Tuck them into the freezer (you did measure the rack to be sure it would fit before you loaded it up, right?) and remind yourself to move the multiple containers of ice cream before taking another picture.

After about an hour, they should be frozen solid. There are a couple of ways to test this: look for ice crystals on the cut edges, or accidentally drop one and watch it shatter all over your clean floor. I suggest option #1.

Now you can dump them in your labeled zip bag. Before you stash them in the freezer, make sure you've pulled all the air out of the bag to prevent freezer burn. Slip a straw in one edge of the bag, and zip it shut right up to the straw.

Then suck the air out while your husband takes pictures and makes "I didn't inhale!" jokes. Try not to laugh and fill the bag back up full of air.

Voila! Now you have a tasty bag of peppers in your freezer stash. Won't it be great to bust those out when the price is $3.69/lb later this year?

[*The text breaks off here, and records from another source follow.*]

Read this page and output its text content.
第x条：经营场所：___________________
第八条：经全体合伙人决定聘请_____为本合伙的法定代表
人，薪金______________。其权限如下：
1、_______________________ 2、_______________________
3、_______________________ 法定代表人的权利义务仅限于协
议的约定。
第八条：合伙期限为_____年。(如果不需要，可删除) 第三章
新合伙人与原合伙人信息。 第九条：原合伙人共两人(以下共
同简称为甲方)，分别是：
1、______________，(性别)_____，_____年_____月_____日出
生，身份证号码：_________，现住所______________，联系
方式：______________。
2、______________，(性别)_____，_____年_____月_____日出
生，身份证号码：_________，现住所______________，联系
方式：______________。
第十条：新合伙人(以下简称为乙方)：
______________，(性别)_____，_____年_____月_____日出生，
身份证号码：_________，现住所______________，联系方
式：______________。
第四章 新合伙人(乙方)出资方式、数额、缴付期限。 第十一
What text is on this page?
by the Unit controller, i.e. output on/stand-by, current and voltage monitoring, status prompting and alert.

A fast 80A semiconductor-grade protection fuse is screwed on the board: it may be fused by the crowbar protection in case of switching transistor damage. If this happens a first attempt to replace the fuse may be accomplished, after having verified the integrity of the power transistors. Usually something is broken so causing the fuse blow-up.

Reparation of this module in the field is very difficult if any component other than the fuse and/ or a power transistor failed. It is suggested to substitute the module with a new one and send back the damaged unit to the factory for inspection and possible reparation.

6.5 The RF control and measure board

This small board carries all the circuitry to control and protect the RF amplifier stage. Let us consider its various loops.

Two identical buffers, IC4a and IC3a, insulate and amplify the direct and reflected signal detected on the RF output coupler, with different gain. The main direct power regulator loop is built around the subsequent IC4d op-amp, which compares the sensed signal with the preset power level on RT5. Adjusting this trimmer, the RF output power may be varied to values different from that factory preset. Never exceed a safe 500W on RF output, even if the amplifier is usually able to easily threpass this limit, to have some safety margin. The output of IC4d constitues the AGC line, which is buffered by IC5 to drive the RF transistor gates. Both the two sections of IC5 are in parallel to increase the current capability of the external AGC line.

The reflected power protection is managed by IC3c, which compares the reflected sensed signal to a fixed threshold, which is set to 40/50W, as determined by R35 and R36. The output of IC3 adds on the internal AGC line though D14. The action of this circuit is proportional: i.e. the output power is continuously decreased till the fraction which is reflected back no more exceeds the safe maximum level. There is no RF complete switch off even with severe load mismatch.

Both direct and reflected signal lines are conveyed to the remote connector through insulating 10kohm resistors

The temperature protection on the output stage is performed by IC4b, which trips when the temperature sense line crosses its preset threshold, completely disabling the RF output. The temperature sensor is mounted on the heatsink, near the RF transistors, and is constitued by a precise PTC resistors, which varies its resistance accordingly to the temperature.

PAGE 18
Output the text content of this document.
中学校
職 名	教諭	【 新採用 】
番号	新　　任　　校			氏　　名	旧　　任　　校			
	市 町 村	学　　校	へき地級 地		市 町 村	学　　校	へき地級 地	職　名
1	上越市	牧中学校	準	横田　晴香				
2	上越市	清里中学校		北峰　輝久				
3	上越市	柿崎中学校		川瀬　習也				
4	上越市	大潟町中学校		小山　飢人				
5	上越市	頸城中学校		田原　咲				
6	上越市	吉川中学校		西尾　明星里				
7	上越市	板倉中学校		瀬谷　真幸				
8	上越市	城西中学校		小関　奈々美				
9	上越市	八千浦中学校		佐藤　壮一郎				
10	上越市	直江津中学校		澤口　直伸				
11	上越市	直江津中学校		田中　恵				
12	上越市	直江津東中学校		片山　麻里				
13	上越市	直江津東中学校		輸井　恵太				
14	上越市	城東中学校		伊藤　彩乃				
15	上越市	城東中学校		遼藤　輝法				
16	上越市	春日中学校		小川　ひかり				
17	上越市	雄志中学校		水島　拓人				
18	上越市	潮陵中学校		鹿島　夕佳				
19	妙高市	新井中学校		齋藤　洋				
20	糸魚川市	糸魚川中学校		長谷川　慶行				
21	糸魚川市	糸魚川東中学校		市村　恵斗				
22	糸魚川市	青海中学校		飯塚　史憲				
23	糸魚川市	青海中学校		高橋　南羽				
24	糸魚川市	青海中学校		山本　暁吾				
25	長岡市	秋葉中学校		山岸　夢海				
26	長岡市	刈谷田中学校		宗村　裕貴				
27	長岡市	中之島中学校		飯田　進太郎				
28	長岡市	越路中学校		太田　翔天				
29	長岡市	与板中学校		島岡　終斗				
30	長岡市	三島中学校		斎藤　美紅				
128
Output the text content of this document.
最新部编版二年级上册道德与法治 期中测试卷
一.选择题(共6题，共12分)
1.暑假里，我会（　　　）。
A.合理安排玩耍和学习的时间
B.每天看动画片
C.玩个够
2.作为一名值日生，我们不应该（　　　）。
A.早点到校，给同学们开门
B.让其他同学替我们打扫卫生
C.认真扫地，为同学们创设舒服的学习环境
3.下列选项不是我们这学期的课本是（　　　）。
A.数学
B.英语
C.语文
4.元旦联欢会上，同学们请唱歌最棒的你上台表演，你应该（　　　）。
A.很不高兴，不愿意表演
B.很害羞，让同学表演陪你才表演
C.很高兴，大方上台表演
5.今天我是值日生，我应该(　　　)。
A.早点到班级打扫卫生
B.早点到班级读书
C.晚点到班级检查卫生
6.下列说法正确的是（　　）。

Saturday, September 4, 2010

Labor Day Tomato Sauce

Eleven pints of tomato sauce and my "labor" is done for this Labor Day Weekend. The zillions of tomatoes are finally gone from the kitchen counter!

Wednesday, September 1, 2010

Why Didn't I Think of That? Wednesday

Each Wednesday I'll share a tip to make your week go more smoothly or just make you say "aha!"


I read this tip recently but haven’t had a chance to try it. I’m using up so much home-canned applesauce that I haven’t tried anything else!


You probably know that you can replace oil or butter with applesauce in cakes, muffins, zucchini bread, and so on. You can also substitute beans in place of the oil and it doesn't change the flavor.

Puree a can of beans (with the juice), then substitute equal portions of the puree in place of the oil. If the recipe calls for 1/2 cup oil, use 1/2 cup bean puree. Use beans that match the item’s color, like black beans in brownies, pinto beans in zucchini bread, etc.

What do you think? Have you tried it? Let us know in the comments!